Le Journal de Quebec

Une vraie femme

- richard Martineau richard.martineau@quebecorme­dia.com

Summum, le fameux magazine coquin de Québec, met une superbe femme à la une de son dernier numéro.

Une fille «canon» (Jesyka Szopko) qui correspond au modèle occidental de la beauté féminine.

Blonde, des seins gros comme ça, des jambes longues comme ci, des hanches sinueuses comme la côte amalfitain­e, un regard de chambre à coucher capable de vous mener directemen­t en enfer – ou, si vous êtes marié, dans un bureau d’avocat, votre carnet de chèques sur les genoux.

LE CHOC DU LENDEMAIN

Au cours des derniers jours, j’ai montré la photo de cette splendide déesse à de nombreux hétérosexu­els.

«Coucheriez-vous avec cette fille?» Tous ont répondu Oui. «Et si je vous disais qu’elle a déjà été un homme? Que c’est une transgenre?» Silence gêné. «Ouf, là, pas sûr… Non, je ne crois pas…»

Pourquoi? Elle n’a rien de masculin, elle est femme des oreilles aux orteils, elle a un vagin, tout.

«J’sais pas… Y aurait comme un malaise…»

Pour être franc, j’ai eu le même réflexe. Comment réagirais-je si, au lendemain d’une folle nuit d’amour avec Jesyka (on parle pour parler, là…), elle m’annonçait, en tirant langoureus­ement sur une cigarette, qu’elle s’appelait autrefois Serge, comme dans la chanson des Trois accords? Je figerais. Je sais, c’est niaiseux, mais c’est la réalité.
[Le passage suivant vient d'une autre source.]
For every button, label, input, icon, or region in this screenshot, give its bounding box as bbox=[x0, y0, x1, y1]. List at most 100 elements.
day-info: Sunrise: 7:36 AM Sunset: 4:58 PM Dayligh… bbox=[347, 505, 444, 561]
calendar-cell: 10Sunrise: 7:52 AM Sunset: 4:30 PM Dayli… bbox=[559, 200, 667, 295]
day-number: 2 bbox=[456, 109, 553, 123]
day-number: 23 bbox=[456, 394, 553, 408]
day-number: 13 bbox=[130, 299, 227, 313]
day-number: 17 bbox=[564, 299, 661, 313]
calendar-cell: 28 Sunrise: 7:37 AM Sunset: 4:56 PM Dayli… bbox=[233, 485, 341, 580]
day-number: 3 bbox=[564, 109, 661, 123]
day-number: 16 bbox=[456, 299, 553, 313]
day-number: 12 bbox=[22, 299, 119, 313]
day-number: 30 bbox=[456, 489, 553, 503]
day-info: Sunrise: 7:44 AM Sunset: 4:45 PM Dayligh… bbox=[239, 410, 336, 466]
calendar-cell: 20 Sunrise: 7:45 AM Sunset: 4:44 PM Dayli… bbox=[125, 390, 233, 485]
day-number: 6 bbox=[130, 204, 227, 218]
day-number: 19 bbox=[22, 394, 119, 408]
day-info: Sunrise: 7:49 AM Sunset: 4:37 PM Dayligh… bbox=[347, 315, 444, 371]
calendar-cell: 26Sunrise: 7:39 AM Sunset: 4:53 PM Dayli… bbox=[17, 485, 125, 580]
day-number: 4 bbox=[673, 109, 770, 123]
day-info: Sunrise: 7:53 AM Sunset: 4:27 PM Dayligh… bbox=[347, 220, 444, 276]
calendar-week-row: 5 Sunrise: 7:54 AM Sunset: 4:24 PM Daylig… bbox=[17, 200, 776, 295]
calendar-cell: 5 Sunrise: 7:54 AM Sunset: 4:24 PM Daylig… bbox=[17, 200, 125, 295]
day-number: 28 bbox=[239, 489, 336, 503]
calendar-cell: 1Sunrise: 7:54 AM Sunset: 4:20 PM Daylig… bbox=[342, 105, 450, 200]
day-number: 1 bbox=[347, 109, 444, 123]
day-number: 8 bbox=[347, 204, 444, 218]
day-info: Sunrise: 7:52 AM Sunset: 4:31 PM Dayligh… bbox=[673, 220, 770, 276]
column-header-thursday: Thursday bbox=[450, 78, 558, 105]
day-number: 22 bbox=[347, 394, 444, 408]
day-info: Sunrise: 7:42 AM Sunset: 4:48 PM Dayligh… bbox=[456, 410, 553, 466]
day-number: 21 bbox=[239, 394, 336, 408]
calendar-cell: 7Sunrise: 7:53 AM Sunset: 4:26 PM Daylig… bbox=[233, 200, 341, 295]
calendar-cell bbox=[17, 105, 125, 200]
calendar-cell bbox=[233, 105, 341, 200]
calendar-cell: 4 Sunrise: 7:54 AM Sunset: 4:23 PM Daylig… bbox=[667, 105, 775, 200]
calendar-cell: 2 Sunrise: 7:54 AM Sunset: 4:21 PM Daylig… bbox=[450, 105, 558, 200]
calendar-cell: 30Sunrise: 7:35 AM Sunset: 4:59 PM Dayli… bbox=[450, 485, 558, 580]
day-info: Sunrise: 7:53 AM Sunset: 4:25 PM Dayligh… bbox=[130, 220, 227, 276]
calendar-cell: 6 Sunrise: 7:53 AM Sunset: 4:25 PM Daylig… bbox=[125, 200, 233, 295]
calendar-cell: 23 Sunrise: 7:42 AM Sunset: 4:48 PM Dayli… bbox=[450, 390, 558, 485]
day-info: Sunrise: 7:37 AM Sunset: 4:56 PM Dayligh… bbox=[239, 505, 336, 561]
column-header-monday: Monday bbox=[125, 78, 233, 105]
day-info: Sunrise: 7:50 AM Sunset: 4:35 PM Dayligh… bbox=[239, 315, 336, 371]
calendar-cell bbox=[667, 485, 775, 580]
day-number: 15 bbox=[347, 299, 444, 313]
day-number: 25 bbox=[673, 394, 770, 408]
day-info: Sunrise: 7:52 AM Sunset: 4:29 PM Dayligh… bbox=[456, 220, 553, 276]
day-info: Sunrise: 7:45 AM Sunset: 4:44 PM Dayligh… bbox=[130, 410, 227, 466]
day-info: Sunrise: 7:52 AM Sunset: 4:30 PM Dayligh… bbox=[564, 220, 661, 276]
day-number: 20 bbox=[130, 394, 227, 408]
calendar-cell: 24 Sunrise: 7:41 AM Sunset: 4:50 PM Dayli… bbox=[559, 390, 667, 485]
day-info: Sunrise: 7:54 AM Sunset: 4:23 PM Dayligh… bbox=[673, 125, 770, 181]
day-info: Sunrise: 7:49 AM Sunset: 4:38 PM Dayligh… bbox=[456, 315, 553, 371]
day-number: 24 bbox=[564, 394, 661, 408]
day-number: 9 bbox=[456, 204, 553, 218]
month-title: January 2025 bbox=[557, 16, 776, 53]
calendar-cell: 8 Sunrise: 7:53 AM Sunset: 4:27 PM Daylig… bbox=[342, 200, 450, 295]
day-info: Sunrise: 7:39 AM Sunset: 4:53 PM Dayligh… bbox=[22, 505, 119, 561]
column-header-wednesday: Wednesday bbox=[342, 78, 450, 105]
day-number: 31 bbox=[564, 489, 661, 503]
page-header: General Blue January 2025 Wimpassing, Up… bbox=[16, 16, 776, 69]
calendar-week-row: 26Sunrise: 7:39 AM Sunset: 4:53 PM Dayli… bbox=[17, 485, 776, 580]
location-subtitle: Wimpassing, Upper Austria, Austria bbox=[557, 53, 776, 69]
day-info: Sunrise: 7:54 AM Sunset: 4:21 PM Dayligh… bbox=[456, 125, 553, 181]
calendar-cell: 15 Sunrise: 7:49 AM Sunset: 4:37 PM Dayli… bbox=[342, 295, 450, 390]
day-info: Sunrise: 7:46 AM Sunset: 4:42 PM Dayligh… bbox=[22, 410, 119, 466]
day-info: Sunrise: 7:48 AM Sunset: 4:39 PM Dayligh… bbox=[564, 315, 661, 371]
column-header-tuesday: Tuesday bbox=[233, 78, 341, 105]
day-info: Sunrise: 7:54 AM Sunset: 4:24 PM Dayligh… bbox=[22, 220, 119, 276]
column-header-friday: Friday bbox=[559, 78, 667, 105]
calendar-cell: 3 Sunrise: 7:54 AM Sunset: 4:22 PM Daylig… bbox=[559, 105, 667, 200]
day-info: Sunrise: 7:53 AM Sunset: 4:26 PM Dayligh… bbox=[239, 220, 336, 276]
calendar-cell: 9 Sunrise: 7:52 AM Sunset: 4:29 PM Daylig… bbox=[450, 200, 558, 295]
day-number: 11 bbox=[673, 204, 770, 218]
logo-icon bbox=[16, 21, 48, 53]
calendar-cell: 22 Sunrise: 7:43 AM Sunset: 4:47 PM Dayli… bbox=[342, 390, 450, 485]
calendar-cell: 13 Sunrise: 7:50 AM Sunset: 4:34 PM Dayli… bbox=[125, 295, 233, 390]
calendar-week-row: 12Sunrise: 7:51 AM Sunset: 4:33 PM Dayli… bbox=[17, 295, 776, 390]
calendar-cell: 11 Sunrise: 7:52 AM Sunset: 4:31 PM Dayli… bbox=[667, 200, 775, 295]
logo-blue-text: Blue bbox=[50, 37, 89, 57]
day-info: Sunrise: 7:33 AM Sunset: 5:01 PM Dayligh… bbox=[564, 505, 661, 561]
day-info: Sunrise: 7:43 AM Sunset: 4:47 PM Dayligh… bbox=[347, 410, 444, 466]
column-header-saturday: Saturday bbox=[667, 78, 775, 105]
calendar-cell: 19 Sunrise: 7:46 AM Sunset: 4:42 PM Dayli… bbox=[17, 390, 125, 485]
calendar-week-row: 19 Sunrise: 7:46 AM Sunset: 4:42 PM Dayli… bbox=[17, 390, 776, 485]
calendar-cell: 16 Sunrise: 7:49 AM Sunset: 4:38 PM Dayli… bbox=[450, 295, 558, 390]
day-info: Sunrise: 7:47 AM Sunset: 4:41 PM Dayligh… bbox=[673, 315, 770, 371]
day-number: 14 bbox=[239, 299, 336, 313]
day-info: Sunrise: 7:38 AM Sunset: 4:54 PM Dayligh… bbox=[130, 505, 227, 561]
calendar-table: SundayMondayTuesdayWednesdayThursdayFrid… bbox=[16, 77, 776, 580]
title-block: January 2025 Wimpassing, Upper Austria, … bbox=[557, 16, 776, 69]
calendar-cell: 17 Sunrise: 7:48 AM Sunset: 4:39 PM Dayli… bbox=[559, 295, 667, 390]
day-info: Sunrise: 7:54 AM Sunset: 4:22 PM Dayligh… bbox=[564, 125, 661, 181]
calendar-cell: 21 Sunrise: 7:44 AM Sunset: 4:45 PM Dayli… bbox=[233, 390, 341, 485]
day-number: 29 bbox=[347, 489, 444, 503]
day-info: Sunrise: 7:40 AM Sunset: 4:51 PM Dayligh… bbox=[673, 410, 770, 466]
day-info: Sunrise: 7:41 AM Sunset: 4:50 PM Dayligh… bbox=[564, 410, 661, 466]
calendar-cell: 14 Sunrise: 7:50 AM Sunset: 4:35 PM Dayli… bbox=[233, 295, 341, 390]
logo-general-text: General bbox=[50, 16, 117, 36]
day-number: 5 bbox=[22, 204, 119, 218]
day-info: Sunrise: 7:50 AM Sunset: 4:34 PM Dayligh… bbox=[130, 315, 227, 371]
Je figerais. Pourtant… Ce n’est pas comme dans The Crying Game, le célèbre film de Neil Jordan, lorsqu’un terroriste macho de L’IRA baisse la culotte de sa nouvelle dulcinée pour se rendre compte qu’elle a une zigounette au garde-àvous entre les cuisses, non.

On parle ici d’une femme 100 % femme.

Mais je ne sais pas pourquoi, je serais mal à l’aise. Je ne la verrais plus de la même façon.

Soudaineme­nt, je me mettrais à «voir» des signes de masculinit­é sur son corps parfait.

Comment réagiriez-vous si vous saviez qu’avant elle s’appelait Serge ?

Ah oui, la mâchoire, un peu carrée. Et la voix, un peu trop basse, entre le whisky et l’huile à moteur...

TIRER UN TRAIT

Tout ça prouve à quel point notre conception de la sexualité est une constructi­on sociale.

Car, concrèteme­nt, cette femme est une vraie femme.

Bon, ce n’est peut-être pas écrit «femme» sur son ADN, mais entre vous et moi, on ne couche pas avec un gène, mon lit n’est pas un stade olympique, je n’ai jamais demandé à mes partenaire­s de pisser dans une éprouvette pour savoir si elles pouvaient légalement participer à la séance de gymnastiqu­e que je leur proposais…

L’été dernier, à la suite d’une opération effectuée aux États-unis, ma nièce est devenue mon neveu.

Il s’est débarrassé de toutes ses photos attestant de son «ancienne» vie, du temps où il s’appelait Katia. Pour lui, Katia est morte. À l’époque, j’avais trouvé cette réaction violente. Pourquoi tirer ainsi un trait sur son passé? Mais maintenant, je comprends. Il a fait ça pour que les gens qui le regardent ne voient pas autre chose que ce qu’ils voient.

Il ne veut pas être un gars-qui-étaitune-fille. Il veut être un gars, point final. Qu’on cesse de juger qui il est à la lumière de ce qu’il a déjà été.